Because outplacements require expertise in navigating challenging emotional waters, outplacement consultants are only paid when they walk people through their first meeting with a client (initial interview) and after outplacing them with a client. There’s no outplacement revenue generated until outplacements are done, which is why outplacement companies have outbound outplacement quotas built into their contract agreements with clients.

In the “outsourcing it” category, outplacement fees (per outplaced employee) frequently range from $1,000 to $3,000 and sometimes more. This price point can be very high because outplacement firms expect follow-up work with terminated employees after they’re outplaced to help them transition and maintain momentum through reentry (the period immediately following termination when workers start applying for new jobs).

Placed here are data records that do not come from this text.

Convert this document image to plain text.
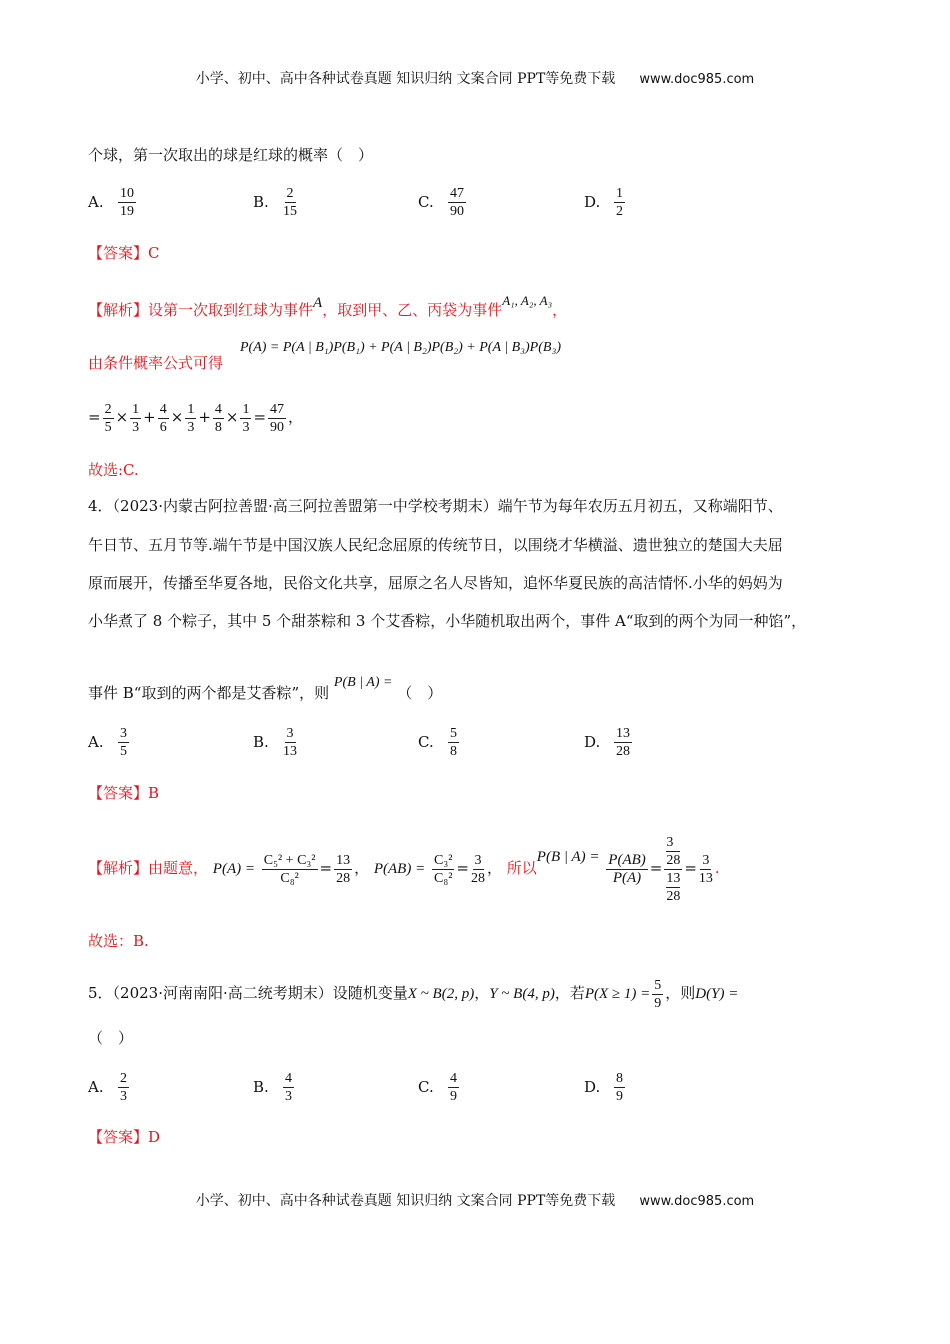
小学、初中、高中各种试卷真题 知识归纳 文案合同 PPT等免费下载 www.doc985.com
个球，第一次取出的球是红球的概率（　）
A. $\frac{10}{19}$	B. $\frac{2}{15}$	C. $\frac{47}{90}$	D. $\frac{1}{2}$
【答案】C
【解析】设第一次取到红球为事件A，取到甲、乙、丙袋为事件A₁, A₂, A₃，
P(A) = P(A | B₁)P(B₁) + P(A | B₂)P(B₂) + P(A | B₃)P(B₃)
由条件概率公式可得
= $\frac{2}{5} \times \frac{1}{3} + \frac{4}{6} \times \frac{1}{3} + \frac{4}{8} \times \frac{1}{3} = \frac{47}{90}$ ，
故选:C.
4．（2023·内蒙古阿拉善盟·高三阿拉善盟第一中学校考期末）端午节为每年农历五月初五，又称端阳节、
午日节、五月节等.端午节是中国汉族人民纪念屈原的传统节日，以围绕才华横溢、遗世独立的楚国大夫屈
原而展开，传播至华夏各地，民俗文化共享，屈原之名人尽皆知，追怀华夏民族的高洁情怀.小华的妈妈为
小华煮了 8 个粽子，其中 5 个甜茶粽和 3 个艾香粽，小华随机取出两个，事件 A“取到的两个为同一种馅”，
事件 B“取到的两个都是艾香粽”，则 P(B | A) = （　）
A. $\frac{3}{5}$	B. $\frac{3}{13}$	C. $\frac{5}{8}$	D. $\frac{13}{28}$
【答案】B
【解析】由题意， $P(A) = \frac{\text{C₅² + C₃²}}{\text{C₈²}} = \frac{13}{28}$ ， $P(AB) = \frac{\text{C₃²}}{\text{C₈²}} = \frac{3}{28}$ ， 所以P(B | $A) = \frac{P(AB)}{P(A)} = \frac{\frac{3}{28}}{\frac{13}{28}} = \frac{3}{13}$ .
故选：B.
5．（2023·河南南阳·高二统考期末）设随机变量X ~ B(2, p)，Y ~ B(4, p)，若$P(X \ge 1) = \frac{5}{9}$ ，则D(Y) =
（　）
A. $\frac{2}{3}$	B. $\frac{4}{3}$	C. $\frac{4}{9}$	D. $\frac{8}{9}$
【答案】D
小学、初中、高中各种试卷真题 知识归纳 文案合同 PPT等免费下载 www.doc985.com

The trick here is that you don’t get reimbursed for outplacement fees by a client unless you outplace the outplaced employee with them. If they terminate before outplacing, outplacement revenue is lost, and outplacement company profits suffer significantly.

The other issue is that many outplacement companies offer discounts if a client signs an annual contract for outplacements instead of paying on a per-outplaced-employee basis. For example, one outplacement company may charge $1,000 for outplacements but give a 50% discount to sign an annual contract for eight outplacements (64% off) instead of getting set individually for each outplaced employee.

One benefit of this model is that clients lock in rates for future years, which is something outplacement companies fight for. Since outplacements are not an expense to your business, they need to generate revenue or at least help you generate more revenue through new hires, resumes, and LinkedIn profiles, so it makes sense why outplacement companies are so adamant about locking-in outplacement caps.

On the other hand, outplacement fees are often criticized as being too high because outplaced employees see their friends leaving the company when they do who don’t experience layoffs (for reasons like poor performance) pay zero outplacement fees ($0). Employees might conclude that since some of their co-workers aren’t forced out that maybe there isn’t anything wrong with them after all, and they no longer want to work with outplacement companies. It’s a common outplacement client complaint that outplacement fees are too high; however, outplacements are not mandatory for outplaced employees leaving your company, so it makes sense that clients might use this as an excuse to stop outplacing as well as wanting to switch out (stop using outplacement firms and bring employees onboard themselves).